Há uma dimensão literária evidente nesta curta-metragem de Marta Mateus (sem cair em afectações poéticas indesejáveis e perigosas) que advém do recurso às palavras reveladoras de um enraizamento mítico-simbólico com o espaço. Se quisermos definir o filme quanto ao género, em função de categorias literárias, podemos dizer que ele integra elementos narrativos, poéticos e dramáticos. A dimensão narrativa é a das histórias que são contadas de maneira concentrada e elíptica; a dimensão poética tem a ver sobretudo com a desactivação do contínuo narrativo e da linguagem da comunicação; a dimensão dramática é a do efeito teatral de todas aquelas vozes que tornam o passado presente. Esta presentificação não se serve de nenhuns outros recursos que não seja a memória. Em nenhum momento deste filme se quer mostrar em imagens aquilo de que se fala. Esse “realismo” é completamente estranho ao seu movimento e à sua estética.

A memória condensa, expande, cria, ficciona. Transforma o real em imaginário. Ora, essa topologia imaginária que Farpões, Baldios restitui dá às suas personagens uma primazia que faz delas também autores do filme, no sentido em que determinam o modo de filmar.

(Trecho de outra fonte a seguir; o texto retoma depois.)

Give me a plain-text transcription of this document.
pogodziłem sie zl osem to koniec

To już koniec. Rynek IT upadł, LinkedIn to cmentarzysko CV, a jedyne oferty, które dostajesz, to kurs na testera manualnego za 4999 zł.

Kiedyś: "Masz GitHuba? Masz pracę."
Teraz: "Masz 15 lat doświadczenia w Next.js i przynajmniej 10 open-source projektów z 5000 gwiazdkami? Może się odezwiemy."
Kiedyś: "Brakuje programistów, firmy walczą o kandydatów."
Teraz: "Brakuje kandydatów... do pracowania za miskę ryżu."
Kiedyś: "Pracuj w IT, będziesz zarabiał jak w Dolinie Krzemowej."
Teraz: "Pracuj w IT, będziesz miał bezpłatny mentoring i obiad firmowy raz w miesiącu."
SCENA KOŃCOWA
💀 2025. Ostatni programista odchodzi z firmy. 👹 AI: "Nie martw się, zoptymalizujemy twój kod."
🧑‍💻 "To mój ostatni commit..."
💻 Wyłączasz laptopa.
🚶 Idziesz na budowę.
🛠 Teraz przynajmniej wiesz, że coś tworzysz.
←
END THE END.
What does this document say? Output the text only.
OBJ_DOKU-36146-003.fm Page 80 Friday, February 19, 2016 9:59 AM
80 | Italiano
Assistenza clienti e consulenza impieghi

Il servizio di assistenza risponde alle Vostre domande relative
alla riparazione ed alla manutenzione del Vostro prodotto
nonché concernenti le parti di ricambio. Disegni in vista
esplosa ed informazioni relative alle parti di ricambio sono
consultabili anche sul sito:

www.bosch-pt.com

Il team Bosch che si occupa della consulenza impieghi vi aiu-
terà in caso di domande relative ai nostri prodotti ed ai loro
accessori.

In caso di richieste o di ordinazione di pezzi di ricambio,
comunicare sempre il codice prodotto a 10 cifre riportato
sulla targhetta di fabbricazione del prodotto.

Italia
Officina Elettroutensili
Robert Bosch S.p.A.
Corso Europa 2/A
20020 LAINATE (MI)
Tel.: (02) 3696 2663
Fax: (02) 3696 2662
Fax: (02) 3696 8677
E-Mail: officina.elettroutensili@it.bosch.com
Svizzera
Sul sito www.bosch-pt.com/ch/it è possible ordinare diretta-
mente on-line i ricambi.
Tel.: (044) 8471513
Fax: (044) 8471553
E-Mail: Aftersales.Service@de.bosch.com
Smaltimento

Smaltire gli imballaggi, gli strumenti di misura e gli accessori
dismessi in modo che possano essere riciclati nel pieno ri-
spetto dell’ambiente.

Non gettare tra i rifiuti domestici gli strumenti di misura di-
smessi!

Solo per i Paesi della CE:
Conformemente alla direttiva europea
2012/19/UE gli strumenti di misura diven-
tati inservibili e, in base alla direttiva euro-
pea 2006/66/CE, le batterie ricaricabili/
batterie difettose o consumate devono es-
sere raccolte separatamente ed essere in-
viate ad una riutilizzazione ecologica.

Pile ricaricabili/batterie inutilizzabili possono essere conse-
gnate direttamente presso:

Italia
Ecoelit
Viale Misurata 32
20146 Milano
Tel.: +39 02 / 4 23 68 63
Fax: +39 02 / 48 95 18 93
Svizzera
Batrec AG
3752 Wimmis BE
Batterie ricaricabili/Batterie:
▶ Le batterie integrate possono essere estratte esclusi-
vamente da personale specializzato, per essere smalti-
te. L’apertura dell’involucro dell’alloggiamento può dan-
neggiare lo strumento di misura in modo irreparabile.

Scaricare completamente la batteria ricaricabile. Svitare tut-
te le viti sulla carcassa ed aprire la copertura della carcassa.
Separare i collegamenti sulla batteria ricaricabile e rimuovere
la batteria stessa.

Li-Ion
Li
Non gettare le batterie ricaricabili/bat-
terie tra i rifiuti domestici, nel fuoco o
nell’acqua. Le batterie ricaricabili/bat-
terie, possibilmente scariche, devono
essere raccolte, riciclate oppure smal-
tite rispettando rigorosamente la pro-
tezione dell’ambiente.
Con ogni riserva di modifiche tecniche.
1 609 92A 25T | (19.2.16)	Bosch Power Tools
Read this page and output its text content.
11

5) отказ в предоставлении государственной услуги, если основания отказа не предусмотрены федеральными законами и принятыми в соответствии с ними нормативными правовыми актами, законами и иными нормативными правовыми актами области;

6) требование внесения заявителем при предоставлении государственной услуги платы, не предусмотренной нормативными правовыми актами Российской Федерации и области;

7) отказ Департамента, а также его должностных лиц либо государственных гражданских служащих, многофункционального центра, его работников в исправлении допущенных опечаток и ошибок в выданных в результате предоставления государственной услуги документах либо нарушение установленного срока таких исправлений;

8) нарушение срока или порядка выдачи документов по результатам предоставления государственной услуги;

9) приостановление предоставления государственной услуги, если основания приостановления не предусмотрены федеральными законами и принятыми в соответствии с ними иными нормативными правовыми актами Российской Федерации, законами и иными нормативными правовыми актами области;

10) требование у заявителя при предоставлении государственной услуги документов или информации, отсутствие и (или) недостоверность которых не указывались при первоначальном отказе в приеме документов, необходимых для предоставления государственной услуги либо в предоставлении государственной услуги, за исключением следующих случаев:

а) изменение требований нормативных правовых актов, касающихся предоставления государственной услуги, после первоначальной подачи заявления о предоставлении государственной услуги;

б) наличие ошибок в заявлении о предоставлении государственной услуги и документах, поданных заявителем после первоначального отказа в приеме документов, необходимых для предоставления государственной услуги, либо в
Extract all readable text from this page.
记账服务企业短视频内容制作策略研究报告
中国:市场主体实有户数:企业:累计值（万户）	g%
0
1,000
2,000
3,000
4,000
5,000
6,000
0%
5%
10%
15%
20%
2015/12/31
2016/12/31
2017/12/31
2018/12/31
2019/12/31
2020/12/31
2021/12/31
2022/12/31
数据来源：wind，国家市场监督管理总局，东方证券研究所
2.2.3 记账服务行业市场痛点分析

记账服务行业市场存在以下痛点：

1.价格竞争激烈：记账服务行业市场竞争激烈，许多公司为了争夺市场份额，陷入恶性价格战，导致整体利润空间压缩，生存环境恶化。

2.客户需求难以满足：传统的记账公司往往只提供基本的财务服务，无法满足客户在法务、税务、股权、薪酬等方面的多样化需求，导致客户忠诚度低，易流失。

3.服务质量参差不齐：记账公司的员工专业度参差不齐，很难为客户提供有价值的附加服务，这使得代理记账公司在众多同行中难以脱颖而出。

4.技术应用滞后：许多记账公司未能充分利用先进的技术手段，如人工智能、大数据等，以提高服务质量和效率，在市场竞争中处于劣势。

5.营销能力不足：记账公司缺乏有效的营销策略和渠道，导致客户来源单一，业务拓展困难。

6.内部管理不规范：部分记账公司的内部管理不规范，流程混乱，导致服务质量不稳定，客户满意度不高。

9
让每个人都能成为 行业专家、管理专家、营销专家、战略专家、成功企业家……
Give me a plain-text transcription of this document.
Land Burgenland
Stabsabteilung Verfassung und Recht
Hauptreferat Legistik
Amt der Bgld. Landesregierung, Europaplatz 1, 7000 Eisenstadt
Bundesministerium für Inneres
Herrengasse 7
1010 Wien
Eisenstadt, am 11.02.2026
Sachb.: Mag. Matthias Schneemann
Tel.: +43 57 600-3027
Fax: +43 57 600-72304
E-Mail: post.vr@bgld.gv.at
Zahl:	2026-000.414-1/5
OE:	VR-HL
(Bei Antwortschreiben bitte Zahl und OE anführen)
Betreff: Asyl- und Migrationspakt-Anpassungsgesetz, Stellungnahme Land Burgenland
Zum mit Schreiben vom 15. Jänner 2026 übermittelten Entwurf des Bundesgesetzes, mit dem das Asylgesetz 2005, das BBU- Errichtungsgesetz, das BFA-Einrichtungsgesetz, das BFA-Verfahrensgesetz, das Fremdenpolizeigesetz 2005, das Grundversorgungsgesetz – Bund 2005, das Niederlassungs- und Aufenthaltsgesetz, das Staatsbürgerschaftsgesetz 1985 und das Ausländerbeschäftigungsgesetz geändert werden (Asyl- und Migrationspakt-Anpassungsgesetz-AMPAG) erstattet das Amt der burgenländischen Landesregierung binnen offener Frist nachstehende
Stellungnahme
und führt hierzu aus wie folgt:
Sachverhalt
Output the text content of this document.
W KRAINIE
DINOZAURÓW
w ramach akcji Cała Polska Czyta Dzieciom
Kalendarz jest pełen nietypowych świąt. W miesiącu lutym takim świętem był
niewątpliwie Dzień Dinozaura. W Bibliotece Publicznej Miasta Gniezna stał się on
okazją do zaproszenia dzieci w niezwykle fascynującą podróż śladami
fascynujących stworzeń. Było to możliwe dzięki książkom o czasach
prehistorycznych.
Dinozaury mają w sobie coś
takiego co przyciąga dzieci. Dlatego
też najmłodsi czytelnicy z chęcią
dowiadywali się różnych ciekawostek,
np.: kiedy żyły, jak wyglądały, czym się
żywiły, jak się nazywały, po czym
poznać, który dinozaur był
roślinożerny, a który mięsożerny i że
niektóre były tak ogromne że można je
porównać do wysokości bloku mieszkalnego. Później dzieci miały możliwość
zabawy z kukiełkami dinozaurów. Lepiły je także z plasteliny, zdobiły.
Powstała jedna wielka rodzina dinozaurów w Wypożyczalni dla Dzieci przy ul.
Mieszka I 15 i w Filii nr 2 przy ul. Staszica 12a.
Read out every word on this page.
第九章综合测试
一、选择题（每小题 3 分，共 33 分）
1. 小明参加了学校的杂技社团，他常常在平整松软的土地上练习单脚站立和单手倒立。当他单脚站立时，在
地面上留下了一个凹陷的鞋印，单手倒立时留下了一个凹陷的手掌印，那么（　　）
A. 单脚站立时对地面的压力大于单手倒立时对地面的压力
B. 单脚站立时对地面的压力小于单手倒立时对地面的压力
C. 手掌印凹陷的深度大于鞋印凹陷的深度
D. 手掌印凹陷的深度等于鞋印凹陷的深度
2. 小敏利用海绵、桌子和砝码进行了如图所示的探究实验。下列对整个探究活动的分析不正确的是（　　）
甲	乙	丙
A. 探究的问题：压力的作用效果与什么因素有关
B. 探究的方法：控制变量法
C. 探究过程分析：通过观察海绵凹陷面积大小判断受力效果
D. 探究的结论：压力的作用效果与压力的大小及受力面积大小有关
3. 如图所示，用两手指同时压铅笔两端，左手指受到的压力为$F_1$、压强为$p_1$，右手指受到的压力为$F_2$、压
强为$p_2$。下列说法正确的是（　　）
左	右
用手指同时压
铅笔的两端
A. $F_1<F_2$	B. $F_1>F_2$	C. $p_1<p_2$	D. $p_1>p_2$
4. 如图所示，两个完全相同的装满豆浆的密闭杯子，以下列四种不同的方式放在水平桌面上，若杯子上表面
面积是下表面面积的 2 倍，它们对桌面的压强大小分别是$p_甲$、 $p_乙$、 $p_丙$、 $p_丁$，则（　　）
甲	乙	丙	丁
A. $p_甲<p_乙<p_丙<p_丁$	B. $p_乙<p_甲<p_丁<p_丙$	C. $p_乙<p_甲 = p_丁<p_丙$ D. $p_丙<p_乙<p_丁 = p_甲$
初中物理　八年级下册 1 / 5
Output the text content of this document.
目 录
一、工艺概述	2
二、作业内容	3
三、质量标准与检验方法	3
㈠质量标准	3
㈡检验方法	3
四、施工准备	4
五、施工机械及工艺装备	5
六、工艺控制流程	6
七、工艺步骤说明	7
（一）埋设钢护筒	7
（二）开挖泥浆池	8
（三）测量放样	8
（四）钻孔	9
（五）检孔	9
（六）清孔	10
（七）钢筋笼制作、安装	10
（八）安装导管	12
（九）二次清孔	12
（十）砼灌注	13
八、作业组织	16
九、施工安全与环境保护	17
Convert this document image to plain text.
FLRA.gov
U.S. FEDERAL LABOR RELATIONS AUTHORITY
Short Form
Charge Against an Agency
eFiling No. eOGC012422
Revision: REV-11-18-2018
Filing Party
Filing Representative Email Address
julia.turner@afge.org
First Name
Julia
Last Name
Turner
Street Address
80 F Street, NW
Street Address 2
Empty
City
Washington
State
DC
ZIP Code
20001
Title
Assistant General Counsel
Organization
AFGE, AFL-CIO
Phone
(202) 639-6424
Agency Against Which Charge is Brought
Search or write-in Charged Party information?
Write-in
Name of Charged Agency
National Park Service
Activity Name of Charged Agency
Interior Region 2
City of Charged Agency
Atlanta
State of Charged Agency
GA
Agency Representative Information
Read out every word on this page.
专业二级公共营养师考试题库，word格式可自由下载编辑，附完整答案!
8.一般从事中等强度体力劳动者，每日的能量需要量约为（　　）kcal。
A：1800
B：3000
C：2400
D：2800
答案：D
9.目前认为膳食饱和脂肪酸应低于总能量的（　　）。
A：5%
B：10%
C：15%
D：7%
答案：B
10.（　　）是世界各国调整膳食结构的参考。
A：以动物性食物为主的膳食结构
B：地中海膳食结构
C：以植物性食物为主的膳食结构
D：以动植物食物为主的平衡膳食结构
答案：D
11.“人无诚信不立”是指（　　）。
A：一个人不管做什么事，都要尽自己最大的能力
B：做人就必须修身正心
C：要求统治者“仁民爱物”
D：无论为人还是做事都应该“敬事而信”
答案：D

E, além delas, há a paisagem: árida, agreste, onde nunca se vislumbra um sinal que remeta para formas de vida contemporâneas. A paisagem não é aqui um cenário, um fundo. Pelo contrário, muitas vezes sentimos que as personagens são submersas por ela. Trata-se de uma integração forte e dolorosa entre o elemento humano, cultural e com história, e o elemento natural, que tem também certamente uma história, mas com outra temporalidade. Ora, o que esta curta-metragem tem de exemplar é o modo como faz dialogar os dois elementos e os integra numa unidade superior de sentido. Da mesma maneira que nos dá uma “fábula mítica” sem perder o contacto com a História e o seu lado mais cruel e injusto. Devemos perceber que este filme não deixa que a estética da memória aniquile a dimensão política. Não, obviamente, a política que se traduz em conteúdos e ideologemas, mas a que está comprometida essencialmente com uma forma.